Nash LANDESMAN
Dutch farmers are in open struggle against a cartel of multinational corporations, Davos-aligned parties and NGO’s seeking control over the global food supply. “They are sweeping the culture from the land,” a farmer laments.
The Netherlands is a patchwork of quaint towns and cities interwoven with flat expanses of immaculately-kept green agricultural pasture. The road and rail infrastructure are near-flawless. You could search for weeks without finding a pothole. It is one of the most expensive countries in the world, and makes some of the best steak, cheese, yogurt and milk on the planet. The land is fertile, valuable, and strategically located with easy access to the north Atlantic coast. So, for these reasons and more, legions of committees composed of unelected, largely unknown figures serving on the boards of an interwoven network of even lesser known private and multilateral bodies, insists on seizing it all, on account of saving the planet from its deadliest enemy: man himself. Their target: the Dutch farmer. “They are slowly killing us with regulation,” one farmer told The Grayzone. It is death by a thousand paper-cuts, or The Art of War by the modern technocrat.
First, some background: Holland exports the most food on earth, behind only America, on a landmass roughly the size of Indiana. Farmers the world over come to study Dutch techniques.
The country embraces what’s known as the Mansholt theory—a philosophy of ensuring food security and self-sufficiency that emerged from the second world war as a response to Nazi-imposed famine.

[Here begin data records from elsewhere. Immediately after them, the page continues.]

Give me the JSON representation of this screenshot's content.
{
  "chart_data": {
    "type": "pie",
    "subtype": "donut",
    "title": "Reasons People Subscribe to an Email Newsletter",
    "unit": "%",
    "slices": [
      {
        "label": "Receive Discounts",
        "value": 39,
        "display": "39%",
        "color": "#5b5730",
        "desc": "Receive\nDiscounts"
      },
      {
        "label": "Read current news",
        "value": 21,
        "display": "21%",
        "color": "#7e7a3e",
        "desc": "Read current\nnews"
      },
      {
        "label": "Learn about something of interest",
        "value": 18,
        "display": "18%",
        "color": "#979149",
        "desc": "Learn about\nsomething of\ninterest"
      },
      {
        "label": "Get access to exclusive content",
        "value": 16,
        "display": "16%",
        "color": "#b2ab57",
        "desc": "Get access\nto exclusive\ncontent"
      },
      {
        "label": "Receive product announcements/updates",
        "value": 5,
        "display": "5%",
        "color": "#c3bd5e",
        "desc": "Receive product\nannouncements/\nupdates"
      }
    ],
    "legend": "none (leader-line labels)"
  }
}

To stave-off a similar tragedy, Dutch agriculture embraces the Haber-Bosch process, a method of infusing fertilizer with nitrogen to increase yield efficiency. Invented in the early 1900s by a pair of Nobel Prize-winning chemists, Haber-Bosch is responsible for the existence of half the world’s population today (and is known in Malthusian circles as “the detonator of the population explosion”), thanks to its ability to grow more food on less land.
But now global bodies like the World Bank’s “Climate Smart Agriculture” program, the UN’s “protected area initiatives,” the European Commission and armies of well-funded NGO’s are executing a wholly-comprehensive platform targeting Dutch farmers — restricting both organic and artificial fertilizer use — while asserting “biodiversity protection” as the pretext for snatching land from the productive.
Dutch farmers, in protest, have driven tractors to the Hague, tossed flaming trash onto the roads and sprayed manure across government buildings.
It’s worth reemphasizing that the Dutch government is carrying out the same radical experiment conducted in Sri Lanka earlier this year — eliminating nitrogen-based fertilizer, the basis of modern survival. In the southeast Asian country, it led to a famine that toppled the government. The Sri Lankan “disaster” fronted a simple premise: replace something with nothing. And to eliminate Russian gas from the geopolitical scene. The Colombo declaration, signed in Colombo, Sri Lanka, in 2019, celebrated the end of food security and sovereignty, offering in its place a model for import-dependency and agricultural destruction now being imposed on the Dutch.